Bending Time

BENDING TIME: Antique photo collage
2013 - present

The convergence of my passion for exploring the world and collecting old, discarded, often damaged objects, ephemera and antique photographs led to creating this body of work. I occupy myself on road trips making traditional photographs, both digital and film-based while stopping along the way to explore antique malls, flea markets and garage sales. 

My emotional connection to this work is totally different from other projects. When looking at the photographs, I know that my gaze is falling on the subjects in the same way the photographer saw them many years ago. When I hold a portrait I suspect I am holding a photographic print the subject held and studied. Some of the materials I use have survived since the late 1800s. Occasionally I can see where a photographer retouched an image to enhance details, showing a presence that exists even in absence. This is a reoccurring theme in much of my work. 
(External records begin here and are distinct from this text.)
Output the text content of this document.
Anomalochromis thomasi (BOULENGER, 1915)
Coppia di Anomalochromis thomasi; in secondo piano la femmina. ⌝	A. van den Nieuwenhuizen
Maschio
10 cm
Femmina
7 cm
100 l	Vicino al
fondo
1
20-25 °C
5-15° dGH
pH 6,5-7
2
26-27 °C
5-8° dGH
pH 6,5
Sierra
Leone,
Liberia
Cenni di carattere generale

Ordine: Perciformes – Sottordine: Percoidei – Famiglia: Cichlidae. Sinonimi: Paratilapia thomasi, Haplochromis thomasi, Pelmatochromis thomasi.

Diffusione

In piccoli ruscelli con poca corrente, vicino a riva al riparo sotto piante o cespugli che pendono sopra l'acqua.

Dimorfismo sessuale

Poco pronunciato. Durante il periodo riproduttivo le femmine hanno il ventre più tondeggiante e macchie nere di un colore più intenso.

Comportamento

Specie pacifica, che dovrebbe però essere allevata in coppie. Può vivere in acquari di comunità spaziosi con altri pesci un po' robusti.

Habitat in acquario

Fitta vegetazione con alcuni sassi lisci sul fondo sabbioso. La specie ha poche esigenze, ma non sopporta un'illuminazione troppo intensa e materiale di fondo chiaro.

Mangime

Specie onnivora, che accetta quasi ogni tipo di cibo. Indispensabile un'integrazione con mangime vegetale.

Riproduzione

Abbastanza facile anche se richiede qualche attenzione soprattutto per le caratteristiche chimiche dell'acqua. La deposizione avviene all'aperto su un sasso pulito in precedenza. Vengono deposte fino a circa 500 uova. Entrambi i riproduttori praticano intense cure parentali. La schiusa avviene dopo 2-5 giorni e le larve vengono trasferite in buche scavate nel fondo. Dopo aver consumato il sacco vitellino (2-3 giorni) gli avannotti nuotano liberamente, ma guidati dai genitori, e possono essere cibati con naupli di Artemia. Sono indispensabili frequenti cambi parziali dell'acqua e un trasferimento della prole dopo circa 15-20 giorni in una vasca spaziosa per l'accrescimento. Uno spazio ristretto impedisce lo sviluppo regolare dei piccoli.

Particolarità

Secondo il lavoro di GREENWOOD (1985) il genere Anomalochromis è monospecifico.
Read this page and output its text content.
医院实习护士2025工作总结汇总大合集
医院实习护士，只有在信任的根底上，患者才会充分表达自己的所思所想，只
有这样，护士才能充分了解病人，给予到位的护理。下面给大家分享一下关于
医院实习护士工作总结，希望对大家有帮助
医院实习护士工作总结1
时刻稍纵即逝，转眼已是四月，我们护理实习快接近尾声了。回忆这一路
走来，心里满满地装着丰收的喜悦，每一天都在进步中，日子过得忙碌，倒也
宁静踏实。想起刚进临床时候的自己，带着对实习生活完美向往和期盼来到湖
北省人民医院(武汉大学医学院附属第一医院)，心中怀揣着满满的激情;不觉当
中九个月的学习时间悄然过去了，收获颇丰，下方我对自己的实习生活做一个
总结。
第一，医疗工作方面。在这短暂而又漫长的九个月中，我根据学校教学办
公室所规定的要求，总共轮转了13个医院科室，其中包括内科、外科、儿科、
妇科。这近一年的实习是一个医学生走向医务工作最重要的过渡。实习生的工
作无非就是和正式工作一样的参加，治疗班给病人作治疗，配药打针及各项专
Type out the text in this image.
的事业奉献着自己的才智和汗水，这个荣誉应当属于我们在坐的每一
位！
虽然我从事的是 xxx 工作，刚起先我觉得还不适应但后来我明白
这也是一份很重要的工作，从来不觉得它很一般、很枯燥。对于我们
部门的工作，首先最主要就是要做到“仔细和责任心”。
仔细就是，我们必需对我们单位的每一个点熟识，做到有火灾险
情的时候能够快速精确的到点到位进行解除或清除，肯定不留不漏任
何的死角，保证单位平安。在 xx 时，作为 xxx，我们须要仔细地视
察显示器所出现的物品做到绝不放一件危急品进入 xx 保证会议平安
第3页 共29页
A fingerprint may be embedded in an old negative or a print may have the signature of the photographer or the name of the subject, but most of these images are of anonymous people and places made by unidentified photographers. 

By combining parts of books, negatives, photographs, antique printed material, feathers, watch parts, children’s drawings, paper dolls, old postcards and anything that exists in my odd collections, I am able to create new images. These collages are painstakingly difficult to make.  Finding the elements that will work together and that are the proper scale is an endless challenge. The result is a tiny, often textured collage with subtle depth.

The only requirement I have imposed for these collages is size and that each piece includes some element that is a photograph, negative, or other material related to making an image using a camera. Currently, there are 100 handmade collages in Bending Time.